Walking holidays in Spain, for example, are best off-season when it’s cooler, and will take you into less-visited areas like the Picos de Europa mountains in Asturias or the inland Sierra de Grazalema in Andalucia.

Food-focussed trips champion local producers and farmers’ markets, while wildlife tours follow in the footsteps of animals, not other tourists.

Visit Romania’s fairytale Carpathian Mountains and you’ll find some of the largest populations of wolves and bears in Europe, yet the numbers of tourists here are a fraction of those arriving in Austria, Switzerland or other popular mountain destinations.

Travel with a local specialist in winter for the best chance to see wildlife, with money from your trip invested in locally-owned businesses, local guides and conservation initiatives.

2. Switch to flight-free travel

Holidaymakers on autopilot think flying is the cheapest and quickest way to travel – but it’s not always the case.

With fuel (and therefore flight) prices soaring, and Europe’s rail network growing rapidly, travelling by train makes more sense than ever.

Not to mention the environmental impact: flying from London to Paris emits 14 times the amount of CO2 than journeying by train.
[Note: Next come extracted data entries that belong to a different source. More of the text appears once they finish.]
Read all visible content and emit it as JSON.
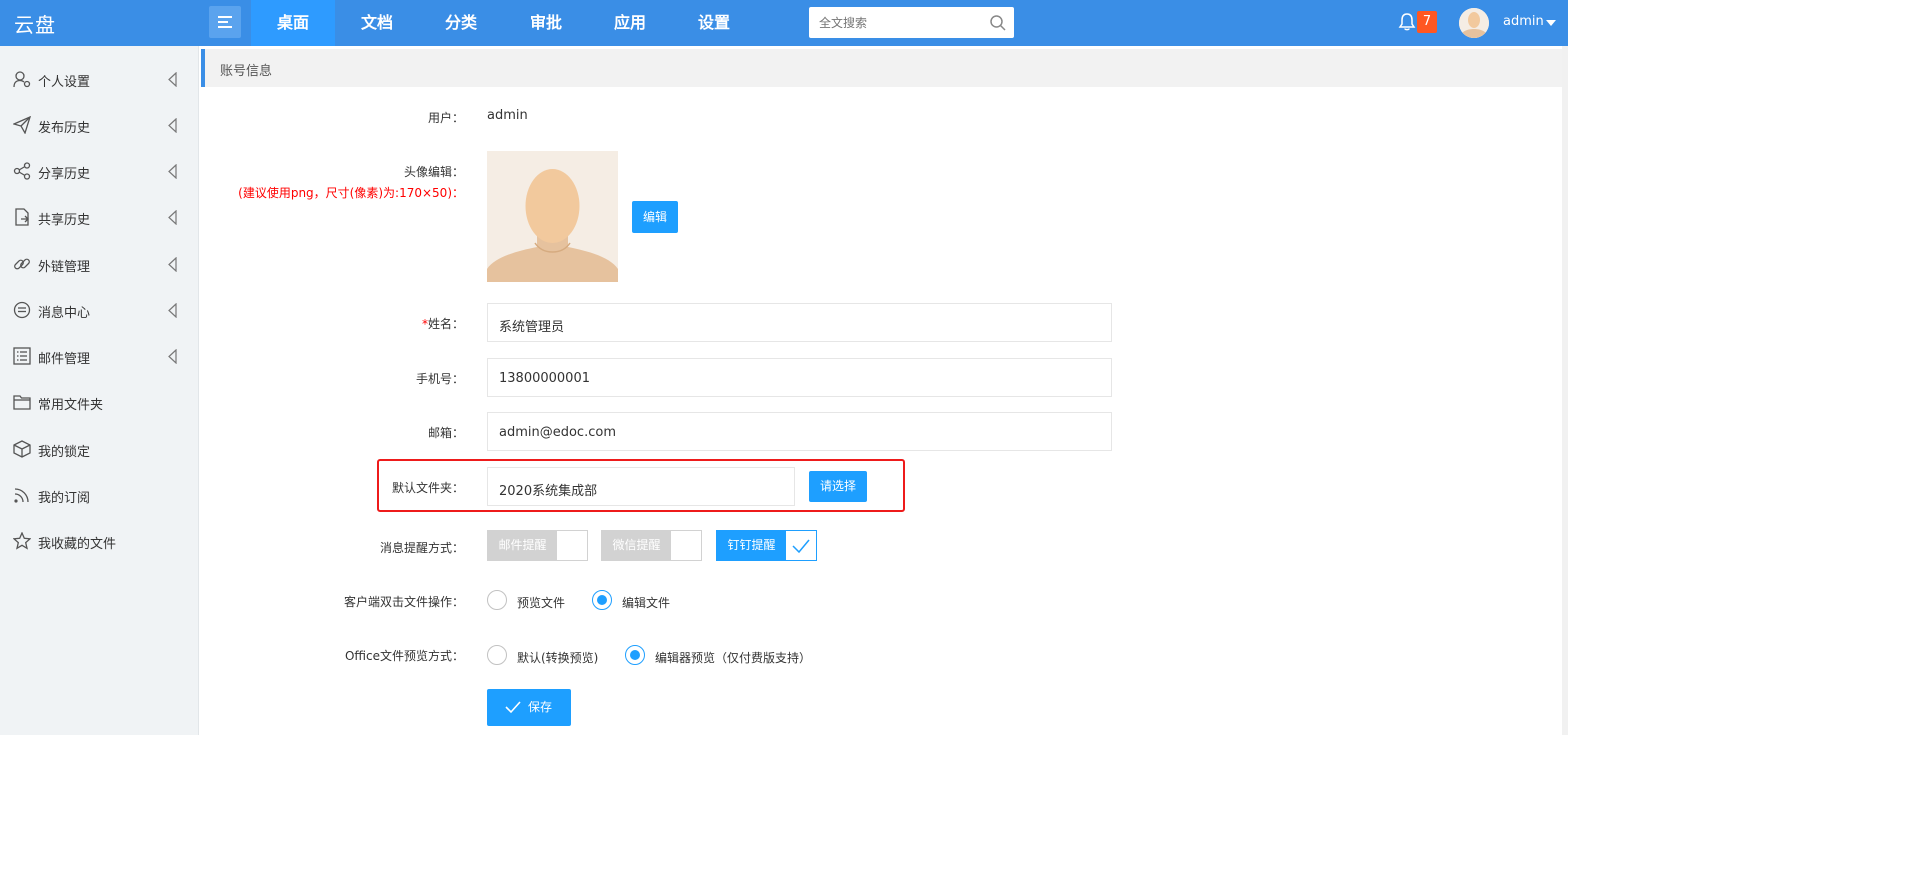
{
  "app": {
    "logo": "云盘"
  },
  "nav": {
    "tabs": [
      {
        "label": "桌面",
        "active": true
      },
      {
        "label": "文档",
        "active": false
      },
      {
        "label": "分类",
        "active": false
      },
      {
        "label": "审批",
        "active": false
      },
      {
        "label": "应用",
        "active": false
      },
      {
        "label": "设置",
        "active": false
      }
    ]
  },
  "search": {
    "placeholder": "全文搜索",
    "icon": "search-icon"
  },
  "notifications": {
    "count": "7",
    "icon": "bell-icon"
  },
  "user": {
    "name": "admin"
  },
  "sidebar": {
    "items": [
      {
        "label": "个人设置",
        "icon": "user-settings-icon",
        "expandable": true
      },
      {
        "label": "发布历史",
        "icon": "paper-plane-icon",
        "expandable": true
      },
      {
        "label": "分享历史",
        "icon": "share-icon",
        "expandable": true
      },
      {
        "label": "共享历史",
        "icon": "shared-file-icon",
        "expandable": true
      },
      {
        "label": "外链管理",
        "icon": "link-icon",
        "expandable": true
      },
      {
        "label": "消息中心",
        "icon": "message-icon",
        "expandable": true
      },
      {
        "label": "邮件管理",
        "icon": "list-icon",
        "expandable": true
      },
      {
        "label": "常用文件夹",
        "icon": "folder-icon",
        "expandable": false
      },
      {
        "label": "我的锁定",
        "icon": "lock-box-icon",
        "expandable": false
      },
      {
        "label": "我的订阅",
        "icon": "rss-icon",
        "expandable": false
      },
      {
        "label": "我收藏的文件",
        "icon": "star-icon",
        "expandable": false
      }
    ]
  },
  "breadcrumb": "账号信息",
  "form": {
    "user_label": "用户：",
    "user_value": "admin",
    "avatar_label": "头像编辑：",
    "avatar_hint": "(建议使用png，尺寸(像素)为:170×50)：",
    "edit_button": "编辑",
    "name_required": "*",
    "name_label": "姓名：",
    "name_value": "系统管理员",
    "phone_label": "手机号：",
    "phone_value": "13800000001",
    "email_label": "邮箱：",
    "email_value": "admin@edoc.com",
    "folder_label": "默认文件夹：",
    "folder_value": "2020系统集成部",
    "choose_button": "请选择",
    "notify_label": "消息提醒方式：",
    "notify_options": [
      {
        "label": "邮件提醒",
        "checked": false
      },
      {
        "label": "微信提醒",
        "checked": false
      },
      {
        "label": "钉钉提醒",
        "checked": true
      }
    ],
    "dblclick_label": "客户端双击文件操作：",
    "dblclick_options": [
      {
        "label": "预览文件",
        "checked": false
      },
      {
        "label": "编辑文件",
        "checked": true
      }
    ],
    "office_label": "Office文件预览方式：",
    "office_options": [
      {
        "label": "默认(转换预览)",
        "checked": false
      },
      {
        "label": "编辑器预览（仅付费版支持）",
        "checked": true
      }
    ],
    "save_button": "保存"
  },
  "colors": {
    "primary": "#1e9fff",
    "header": "#3a8ee6",
    "badge": "#ff5722",
    "highlight": "#ee1b1b"
  }
}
New rail routes – including between Vienna and Paris, and Berlin and Brussels – are making slow travel adventures even easier.

With France having become the first country to announce it will abolish some short haul domestic flight routes in favour of rail alternatives, using a train over a plane could become the norm.

Besides being a sociable, often scenic, and comfortable way to arrive at the start of your summer holiday, travelling by train also limits the environmental damage done to your chosen destination.

1. Add in a conservation element to your holiday

Local people aren’t the only ones short changed by tourism leakage. Nature – which every type of trip impacts – doesn’t benefit either. And, with biodiversity in crisis, tourism can’t just take from nature, it must help restore it too.

Getting nature positive can be as simple as donating to a local conservation project in your destination, signing up for a local community litter pick (global organisation TrashHero organises free-to-join clean-up projects via social media) or choosing to volunteer during your holiday.

Citizen science projects – like this one monitoring dolphins off Italy’s Ligurian coast – make a lasting contribution to ongoing conservation research, while you enjoy sailing the Mediterranean and indulge in delicious Italian seafood.

So, think local this summer. When money from tourism leaks out of the destination you’re visiting, nature, local communities – and ultimately your holiday – are all the poorer for it.